With these exceptions, the correspondences run through Sonnet 75, which falls on April 7, the Sunday after Easter. Sonnets 76–89 correspond to the period from May 3 – May 17, the beginning of a new cycle of second lessons at morning prayer through the day before the Vigil of the feast of Pentecost, which fell on May 19. These sonnets tend to draw even more heavily on daily scriptural readings than the preceding 75. For example, Sonnet 82, which was written for the feast of the Ascension is full of allusions to the Ascension, especially in its final couplet: "Whose loft argument uplifting me, / shall lift you vp vnto an high degree". The sonnets from the period before Pentecost are characterized by a painful and anxious sense of expectation. With the happiness of marriage in view, the speaker still suffers from the current state of separation. This feeling is appropriate to the liturgical season, in which Christians eagerly await unification with God's spirit, which he sends down to them on Pentecost. Sonnet 87 contains the line, "Thus I the time with expectation spend".

When the sonnets of Amoretti are viewed in this liturgical context, one sees that Spenser's Petrarchan allusions and use of Petrarchan precedents cannot be reduced run-of-the-mill imitation. He adapts Petrarchan models and uses them to create connections to the day's scripture themes and imagery. In addition, he treats them with a smooth cadence and flow that tends to blur the distinctions within Petrarchan paradox rather than sharply separating the contraries.

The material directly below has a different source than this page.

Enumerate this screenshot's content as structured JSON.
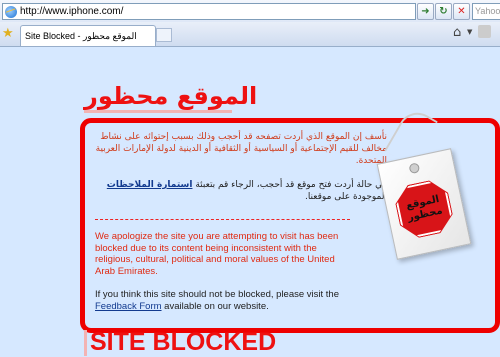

This correlates well with Spenser's goal of moving beyond the paradoxes and conflicts of love to the reconciliation and harmony embodied in marriage. "Spenser's working together of allusions and attitudes from both Petrarchist sources and scriptural loci intimates a poetic and a personal harmony, which in Amoretti becomes his ultimate preoccupation and goal”. This provides a sharp contrast to the focus of other Renaissance sonneteers, who tend to dwell on the indeterminacy and conflict of the lover's plight. Examining the underlying structure of the sequence and its religious parallels provides one key to appreciating the richness and complexity of Amoretti and establishing Spenser as one of the most important sixteenth-century sonneteers.